Being in Shanghai, you see things that you never thought you would. You hear about stories that are way too close for comfort. I mean…we recently had a food scandal where they found that people were distributing millions of dollars worth of meat from the 1970s. Read here if you don’t believe me.

They can fake eggs, watermelons explode, and we have dead pigs floating down the river – but all those things can be shaken off with a laugh (and a sigh).

134504196-watermelon-destroying-explosion-shooting-weapon(Image via Framepool)

However, I just came across an article in The Guardian upon browsing through my Pocket – which I rave about here – and it reminded me of a more sombre side of China. Around China, masses of people are dislocated from their homes and paid way too little to move to alternative lodging; an ongoing problem that the country is facing with the rise of urbanisation.

Land seizures have been a problem for years and the term ‘nail house’ has been coined to describe a holdout tenant or occupant, likening them to a nail refusing to be hammered down. One that sticks out amongst the rubble.

Here are some of their stories…

Wenling, 2012: A house sits in the middle of a newly built road in the city, east China (Imaginechina/Rex Features).

Shenzhen, 2007: A house stands isolated in the middle of a construction site in the business district of the city.

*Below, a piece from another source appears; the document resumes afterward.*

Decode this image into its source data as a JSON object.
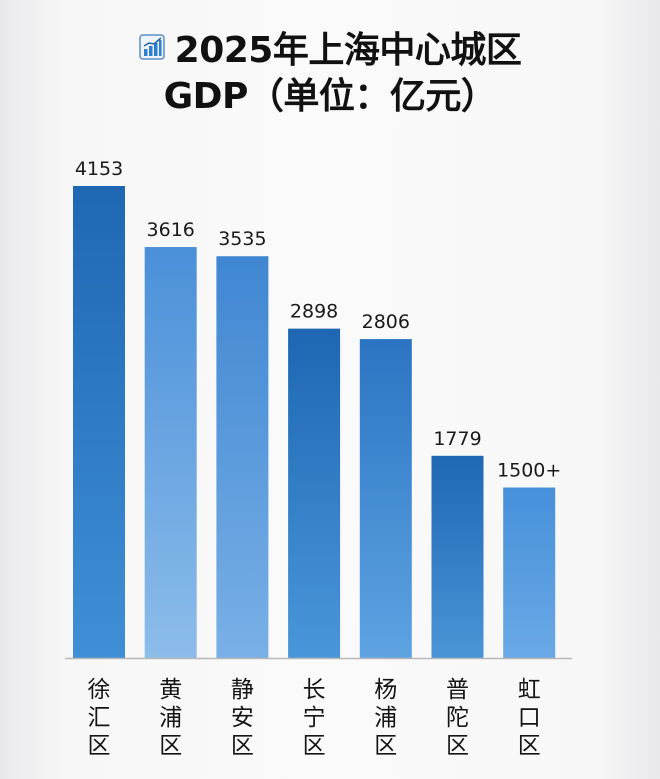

The Hong Kong-born owner refused to move out, demanding more compensation from developers (Woody Wu/AFP/Getty Images).

Hefei 2010: A partially demolished nail house, the last house in the area (Jianan Yu/Reuters).

Wuhan, 2010: Chinese farmer Yang Youde fires his homemade cannon on the outskirts of Wuhan, Hubei province. Yang uses the cannons, which are made out of a wheelbarrow, pipes and fire rockets, to defend his fields against property developers who want his land (AFP/Getty Images).

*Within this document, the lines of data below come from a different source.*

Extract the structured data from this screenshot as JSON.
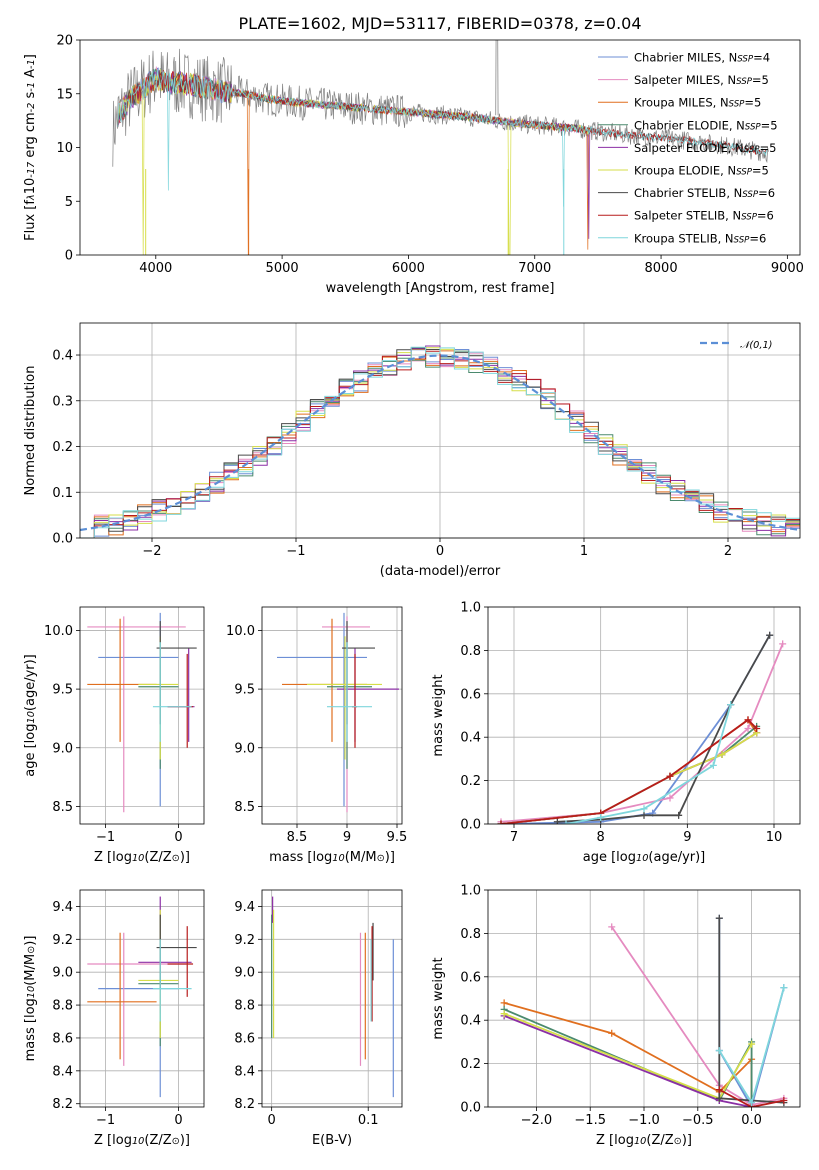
{
  "colors": [
    "#6d8fd6",
    "#e58bc0",
    "#e06f1f",
    "#4b8a6e",
    "#8b2fa5",
    "#d6de49",
    "#4a4a4a",
    "#b71c1c",
    "#7fd6dc"
  ],
  "legend": [
    "Chabrier MILES, N$SSP$=4",
    "Salpeter MILES, N$SSP$=5",
    "Kroupa MILES, N$SSP$=5",
    "Chabrier ELODIE, N$SSP$=5",
    "Salpeter ELODIE, N$SSP$=5",
    "Kroupa ELODIE, N$SSP$=5",
    "Chabrier STELIB, N$SSP$=6",
    "Salpeter STELIB, N$SSP$=6",
    "Kroupa STELIB, N$SSP$=6"
  ],
  "chart_data": [
    {
      "type": "line",
      "title": "PLATE=1602, MJD=53117, FIBERID=0378, z=0.04",
      "xlabel": "wavelength [Angstrom, rest frame]",
      "ylabel": "Flux [f$λ$10$-17$ erg cm$-2$ s$-1$ A$-1$]",
      "xlim": [
        3400,
        9100
      ],
      "ylim": [
        0,
        20
      ],
      "xticks": [
        4000,
        5000,
        6000,
        7000,
        8000,
        9000
      ],
      "yticks": [
        0,
        5,
        10,
        15,
        20
      ],
      "grid": false,
      "legend_loc": "upper right",
      "spectrum_x": [
        3650,
        3700,
        3800,
        3900,
        4000,
        4100,
        4200,
        4300,
        4400,
        4500,
        4700,
        4900,
        5100,
        5300,
        5500,
        5700,
        5900,
        6100,
        6300,
        6500,
        6700,
        6900,
        7100,
        7300,
        7500,
        7700,
        7900,
        8100,
        8300,
        8500,
        8700,
        8850
      ],
      "spectrum_y": [
        11.0,
        13.0,
        14.5,
        15.5,
        16.5,
        16.0,
        16.0,
        15.8,
        15.5,
        15.3,
        15.0,
        14.5,
        14.2,
        14.0,
        13.8,
        13.6,
        13.4,
        13.2,
        13.0,
        12.8,
        12.5,
        12.2,
        12.0,
        11.8,
        11.5,
        11.2,
        11.0,
        10.8,
        10.5,
        10.2,
        9.8,
        9.5
      ]
    },
    {
      "type": "histogram",
      "xlabel": "(data-model)/error",
      "ylabel": "Normed distribution",
      "xlim": [
        -2.5,
        2.5
      ],
      "ylim": [
        0,
        0.47
      ],
      "xticks": [
        -2,
        -1,
        0,
        1,
        2
      ],
      "yticks": [
        0.0,
        0.1,
        0.2,
        0.3,
        0.4
      ],
      "grid": true,
      "reference_label": "$𝒩(0,1)$",
      "legend_loc": "upper right"
    },
    {
      "type": "scatter",
      "xlabel": "Z [log$10$(Z/Z$⊙$)]",
      "ylabel": "age  [log$10$(age/yr)]",
      "xlim": [
        -1.35,
        0.35
      ],
      "ylim": [
        8.35,
        10.2
      ],
      "xticks": [
        -1,
        0
      ],
      "yticks": [
        8.5,
        9.0,
        9.5,
        10.0
      ],
      "grid": true,
      "points": [
        {
          "x": -0.25,
          "y": 9.77,
          "xe": [
            -1.1,
            0.0
          ],
          "ye": [
            8.5,
            10.15
          ]
        },
        {
          "x": -0.75,
          "y": 10.03,
          "xe": [
            -1.25,
            0.1
          ],
          "ye": [
            8.45,
            10.12
          ]
        },
        {
          "x": -0.8,
          "y": 9.54,
          "xe": [
            -1.25,
            -0.3
          ],
          "ye": [
            9.05,
            10.1
          ]
        },
        {
          "x": -0.25,
          "y": 9.52,
          "xe": [
            -0.55,
            0.0
          ],
          "ye": [
            8.82,
            9.9
          ]
        },
        {
          "x": 0.14,
          "y": 9.35,
          "xe": [
            -0.15,
            0.22
          ],
          "ye": [
            9.05,
            9.85
          ]
        },
        {
          "x": -0.25,
          "y": 9.54,
          "xe": [
            -0.55,
            0.0
          ],
          "ye": [
            8.9,
            9.95
          ]
        },
        {
          "x": -0.25,
          "y": 9.85,
          "xe": [
            -0.3,
            0.25
          ],
          "ye": [
            9.2,
            10.08
          ]
        },
        {
          "x": 0.12,
          "y": 9.35,
          "xe": [
            -0.15,
            0.2
          ],
          "ye": [
            9.0,
            9.8
          ]
        },
        {
          "x": -0.25,
          "y": 9.35,
          "xe": [
            -0.35,
            0.18
          ],
          "ye": [
            9.05,
            9.9
          ]
        }
      ]
    },
    {
      "type": "scatter",
      "xlabel": "mass [log$10$(M/M$⊙$)]",
      "xlim": [
        8.15,
        9.55
      ],
      "ylim": [
        8.35,
        10.2
      ],
      "xticks": [
        8.5,
        9.0,
        9.5
      ],
      "yticks": [
        8.5,
        9.0,
        9.5,
        10.0
      ],
      "grid": true,
      "points": [
        {
          "x": 8.97,
          "y": 9.77,
          "xe": [
            8.3,
            9.2
          ],
          "ye": [
            8.5,
            10.15
          ]
        },
        {
          "x": 9.0,
          "y": 10.03,
          "xe": [
            8.75,
            9.23
          ],
          "ye": [
            8.45,
            10.12
          ]
        },
        {
          "x": 8.85,
          "y": 9.54,
          "xe": [
            8.35,
            9.2
          ],
          "ye": [
            9.05,
            10.1
          ]
        },
        {
          "x": 9.0,
          "y": 9.52,
          "xe": [
            8.8,
            9.25
          ],
          "ye": [
            8.82,
            9.9
          ]
        },
        {
          "x": 9.08,
          "y": 9.5,
          "xe": [
            8.9,
            9.52
          ],
          "ye": [
            9.05,
            9.85
          ]
        },
        {
          "x": 8.98,
          "y": 9.54,
          "xe": [
            8.6,
            9.35
          ],
          "ye": [
            8.9,
            9.95
          ]
        },
        {
          "x": 9.0,
          "y": 9.85,
          "xe": [
            8.95,
            9.28
          ],
          "ye": [
            9.2,
            10.08
          ]
        },
        {
          "x": 9.08,
          "y": 9.35,
          "xe": [
            9.05,
            9.1
          ],
          "ye": [
            9.0,
            9.8
          ]
        },
        {
          "x": 9.0,
          "y": 9.35,
          "xe": [
            8.8,
            9.25
          ],
          "ye": [
            9.05,
            9.9
          ]
        }
      ]
    },
    {
      "type": "line",
      "xlabel": "age  [log$10$(age/yr)]",
      "ylabel": "mass weight",
      "xlim": [
        6.7,
        10.3
      ],
      "ylim": [
        0,
        1.0
      ],
      "xticks": [
        7,
        8,
        9,
        10
      ],
      "yticks": [
        0.0,
        0.2,
        0.4,
        0.6,
        0.8,
        1.0
      ],
      "grid": true,
      "series": [
        {
          "x": [
            6.85,
            8.0,
            8.6,
            9.5,
            9.95
          ],
          "y": [
            0.005,
            0.01,
            0.05,
            0.55,
            0.87
          ]
        },
        {
          "x": 6.85,
          "y": 0
        }
      ],
      "series_xy": [
        [
          [
            6.85,
            0.0
          ],
          [
            8.0,
            0.01
          ],
          [
            8.6,
            0.05
          ],
          [
            9.5,
            0.55
          ],
          [
            9.95,
            0.87
          ]
        ],
        [
          [
            6.85,
            0.01
          ],
          [
            8.0,
            0.05
          ],
          [
            8.8,
            0.12
          ],
          [
            9.7,
            0.44
          ],
          [
            10.1,
            0.83
          ]
        ],
        [
          [
            6.85,
            0.0
          ],
          [
            8.0,
            0.05
          ],
          [
            8.8,
            0.22
          ],
          [
            9.7,
            0.48
          ],
          [
            9.8,
            0.42
          ]
        ],
        [
          [
            6.85,
            0.0
          ],
          [
            8.0,
            0.05
          ],
          [
            8.8,
            0.22
          ],
          [
            9.4,
            0.32
          ],
          [
            9.8,
            0.45
          ]
        ],
        [
          [
            6.85,
            0.0
          ],
          [
            8.0,
            0.05
          ],
          [
            8.8,
            0.22
          ],
          [
            9.4,
            0.32
          ],
          [
            9.8,
            0.42
          ]
        ],
        [
          [
            6.85,
            0.0
          ],
          [
            8.0,
            0.05
          ],
          [
            8.8,
            0.22
          ],
          [
            9.4,
            0.32
          ],
          [
            9.8,
            0.42
          ]
        ],
        [
          [
            7.5,
            0.01
          ],
          [
            8.0,
            0.02
          ],
          [
            8.5,
            0.04
          ],
          [
            8.9,
            0.04
          ],
          [
            9.5,
            0.55
          ],
          [
            9.95,
            0.87
          ]
        ],
        [
          [
            6.85,
            0.0
          ],
          [
            8.0,
            0.05
          ],
          [
            8.8,
            0.22
          ],
          [
            9.7,
            0.48
          ],
          [
            9.8,
            0.44
          ]
        ],
        [
          [
            7.6,
            0.0
          ],
          [
            8.0,
            0.03
          ],
          [
            8.5,
            0.07
          ],
          [
            9.3,
            0.27
          ],
          [
            9.5,
            0.55
          ]
        ]
      ]
    },
    {
      "type": "scatter",
      "xlabel": "Z [log$10$(Z/Z$⊙$)]",
      "ylabel": "mass [log$10$(M/M$⊙$)]",
      "xlim": [
        -1.35,
        0.35
      ],
      "ylim": [
        8.18,
        9.5
      ],
      "xticks": [
        -1,
        0
      ],
      "yticks": [
        8.2,
        8.4,
        8.6,
        8.8,
        9.0,
        9.2,
        9.4
      ],
      "grid": true,
      "points": [
        {
          "x": -0.25,
          "y": 8.9,
          "xe": [
            -1.1,
            0.0
          ],
          "ye": [
            8.24,
            9.25
          ]
        },
        {
          "x": -0.75,
          "y": 9.05,
          "xe": [
            -1.25,
            0.1
          ],
          "ye": [
            8.43,
            9.24
          ]
        },
        {
          "x": -0.8,
          "y": 8.82,
          "xe": [
            -1.25,
            -0.3
          ],
          "ye": [
            8.47,
            9.24
          ]
        },
        {
          "x": -0.25,
          "y": 8.93,
          "xe": [
            -0.55,
            0.0
          ],
          "ye": [
            8.55,
            9.35
          ]
        },
        {
          "x": -0.25,
          "y": 9.06,
          "xe": [
            -0.55,
            0.18
          ],
          "ye": [
            8.75,
            9.46
          ]
        },
        {
          "x": -0.25,
          "y": 8.95,
          "xe": [
            -0.55,
            0.0
          ],
          "ye": [
            8.6,
            9.38
          ]
        },
        {
          "x": -0.25,
          "y": 9.15,
          "xe": [
            -0.3,
            0.25
          ],
          "ye": [
            8.9,
            9.35
          ]
        },
        {
          "x": 0.12,
          "y": 9.05,
          "xe": [
            -0.15,
            0.2
          ],
          "ye": [
            8.85,
            9.28
          ]
        },
        {
          "x": -0.25,
          "y": 8.9,
          "xe": [
            -0.35,
            0.18
          ],
          "ye": [
            8.7,
            9.2
          ]
        }
      ]
    },
    {
      "type": "scatter",
      "xlabel": "E(B-V)",
      "xlim": [
        -0.01,
        0.135
      ],
      "ylim": [
        8.18,
        9.5
      ],
      "xticks": [
        0.0,
        0.1
      ],
      "yticks": [
        8.2,
        8.4,
        8.6,
        8.8,
        9.0,
        9.2,
        9.4
      ],
      "grid": true,
      "points": [
        {
          "x": 0.126,
          "y": 8.9,
          "ye": [
            8.24,
            9.2
          ]
        },
        {
          "x": 0.092,
          "y": 9.05,
          "ye": [
            8.43,
            9.24
          ]
        },
        {
          "x": 0.097,
          "y": 8.82,
          "ye": [
            8.47,
            9.24
          ]
        },
        {
          "x": 0.0,
          "y": 8.93,
          "ye": [
            8.6,
            9.35
          ]
        },
        {
          "x": 0.001,
          "y": 9.06,
          "ye": [
            9.3,
            9.46
          ]
        },
        {
          "x": 0.002,
          "y": 8.95,
          "ye": [
            8.6,
            9.38
          ]
        },
        {
          "x": 0.105,
          "y": 9.15,
          "ye": [
            8.95,
            9.3
          ]
        },
        {
          "x": 0.104,
          "y": 9.05,
          "ye": [
            8.7,
            9.28
          ]
        },
        {
          "x": 0.103,
          "y": 8.9,
          "ye": [
            8.7,
            9.2
          ]
        }
      ]
    },
    {
      "type": "line",
      "xlabel": "Z [log$10$(Z/Z$⊙$)]",
      "ylabel": "mass weight",
      "xlim": [
        -2.45,
        0.45
      ],
      "ylim": [
        0,
        1.0
      ],
      "xticks": [
        -2.0,
        -1.5,
        -1.0,
        -0.5,
        0.0
      ],
      "yticks": [
        0.0,
        0.2,
        0.4,
        0.6,
        0.8,
        1.0
      ],
      "grid": true,
      "series_xy": [
        [
          [
            -0.3,
            0.87
          ],
          [
            -0.3,
            0.26
          ],
          [
            0.0,
            0.0
          ],
          [
            0.3,
            0.55
          ]
        ],
        [
          [
            -1.3,
            0.83
          ],
          [
            -0.3,
            0.1
          ],
          [
            0.0,
            0.01
          ],
          [
            0.3,
            0.04
          ]
        ],
        [
          [
            -2.3,
            0.48
          ],
          [
            -1.3,
            0.34
          ],
          [
            -0.3,
            0.07
          ],
          [
            0.0,
            0.22
          ],
          [
            0.0,
            0.0
          ]
        ],
        [
          [
            -2.3,
            0.45
          ],
          [
            -0.3,
            0.03
          ],
          [
            0.0,
            0.3
          ],
          [
            0.0,
            0.0
          ]
        ],
        [
          [
            -2.3,
            0.42
          ],
          [
            -0.3,
            0.03
          ],
          [
            0.0,
            0.0
          ]
        ],
        [
          [
            -2.3,
            0.43
          ],
          [
            -0.3,
            0.04
          ],
          [
            0.0,
            0.29
          ]
        ],
        [
          [
            -0.3,
            0.87
          ],
          [
            -0.3,
            0.04
          ],
          [
            0.3,
            0.02
          ]
        ],
        [
          [
            -0.3,
            0.08
          ],
          [
            0.0,
            0.0
          ],
          [
            0.3,
            0.03
          ]
        ],
        [
          [
            -0.3,
            0.26
          ],
          [
            0.0,
            0.02
          ],
          [
            0.3,
            0.55
          ]
        ]
      ]
    }
  ]
}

Chongqing, 2007: A house, whose owner refused to accept a compensation deal by a property developer, is surrounded by the ongoing excavation at a construction site (China Photos/Getty Images AsiaPac).

You wonder what those houses mean to them in order for them to persevere to the extent that they do. The memories contained in each of those places, which will soon be covered by a new shopping centre or luxury apartments.

Do we really need yet another high-rise building?